Free Men by Katy Simpson Smith is a fine tale, though not one I would normally patronize. In this book, there were no ghastly hauntings, no demonic possessions, no black blood trickling down macabre halls, no gallivanting knights riding down dissidents, no rampaging Vikings, and there was certainly a marked absence of marauding mercenaries, bloodthirsty space pirates, and buxom maidens awaiting a daring rescue. That being said, this story piqued my interest. I think it was the cover. Despite what you may have learned in school, one can sometimes judge a book by its cover. Take a peek at the screenshot of the cover that I assume is portrayed right next to this missive. You can see thick, leafy foliage providing shelter to what appears to be a dry creek bed scattered with leaves and with an air of tranquility descending over all of the above. In fact the whole narrative is infused with picturesque scenery that makes one yearn for a virgin forest and an open schedule. But I digress.
Free Men unfurls shortly after our great nation won its independence and tells the story of an escaped slave, a white simpleton, and an American Indian seeking allies who stumble upon one another while on their individual paths to freedom. Upon meeting on their separate roads to redemption, this unlikely trio forges an instantaneous bond that transcends each of their individual prejudices and throws them into a situation where they are faced with a difficult decision. When an opportunity to seize an unimaginable amount of wealth from men who are certainly affluent enough presents itself, these men struggle to ascertain whether the ends justify the means. Is it a sin for these wronged individuals to seize what has long been denied to them or do they tread the dark path toward both their damnation and their salvation?
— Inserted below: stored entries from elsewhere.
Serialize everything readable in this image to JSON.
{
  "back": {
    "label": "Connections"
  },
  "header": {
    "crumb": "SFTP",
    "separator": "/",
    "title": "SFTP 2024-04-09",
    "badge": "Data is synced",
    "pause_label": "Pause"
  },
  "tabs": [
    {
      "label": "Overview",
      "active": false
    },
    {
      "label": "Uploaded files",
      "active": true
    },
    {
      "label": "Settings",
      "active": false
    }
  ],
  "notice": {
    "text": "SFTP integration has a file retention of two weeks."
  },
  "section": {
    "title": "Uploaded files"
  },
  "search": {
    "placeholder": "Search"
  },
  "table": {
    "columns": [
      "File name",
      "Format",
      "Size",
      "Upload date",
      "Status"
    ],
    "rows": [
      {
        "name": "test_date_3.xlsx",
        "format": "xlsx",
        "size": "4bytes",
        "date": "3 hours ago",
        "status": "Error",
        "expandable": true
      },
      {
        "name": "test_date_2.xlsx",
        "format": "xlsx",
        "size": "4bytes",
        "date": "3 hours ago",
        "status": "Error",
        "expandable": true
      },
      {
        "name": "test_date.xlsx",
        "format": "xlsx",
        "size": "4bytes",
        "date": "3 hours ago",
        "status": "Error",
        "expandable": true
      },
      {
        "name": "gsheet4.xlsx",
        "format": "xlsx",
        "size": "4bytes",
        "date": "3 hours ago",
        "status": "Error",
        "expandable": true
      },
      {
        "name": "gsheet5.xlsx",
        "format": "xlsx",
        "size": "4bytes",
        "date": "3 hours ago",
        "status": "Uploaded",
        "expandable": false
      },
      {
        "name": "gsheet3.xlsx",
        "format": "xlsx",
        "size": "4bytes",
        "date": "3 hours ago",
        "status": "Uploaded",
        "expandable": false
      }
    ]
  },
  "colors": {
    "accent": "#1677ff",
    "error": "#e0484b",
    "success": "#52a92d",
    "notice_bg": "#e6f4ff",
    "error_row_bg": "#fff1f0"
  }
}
The three protagonists’ journey is stalked from its inauguration by a bloodhound of a Frenchman with a sense of justice as well as an encompassing need to understand the motivations of these three disparate men. His need to bring a group of wrongdoers to justice becomes increasingly sidetracked by his fascination with his prey and his need to scrutinize the spirit of freedom these men present.
This novel was an unexpected treat that, as I unwrapped it, presented layer after layer of depth and complexity. From the point of view of either the predator or the prey, this story vividly portrays the grey areas of life and makes the reader ponder what it truly means to be free.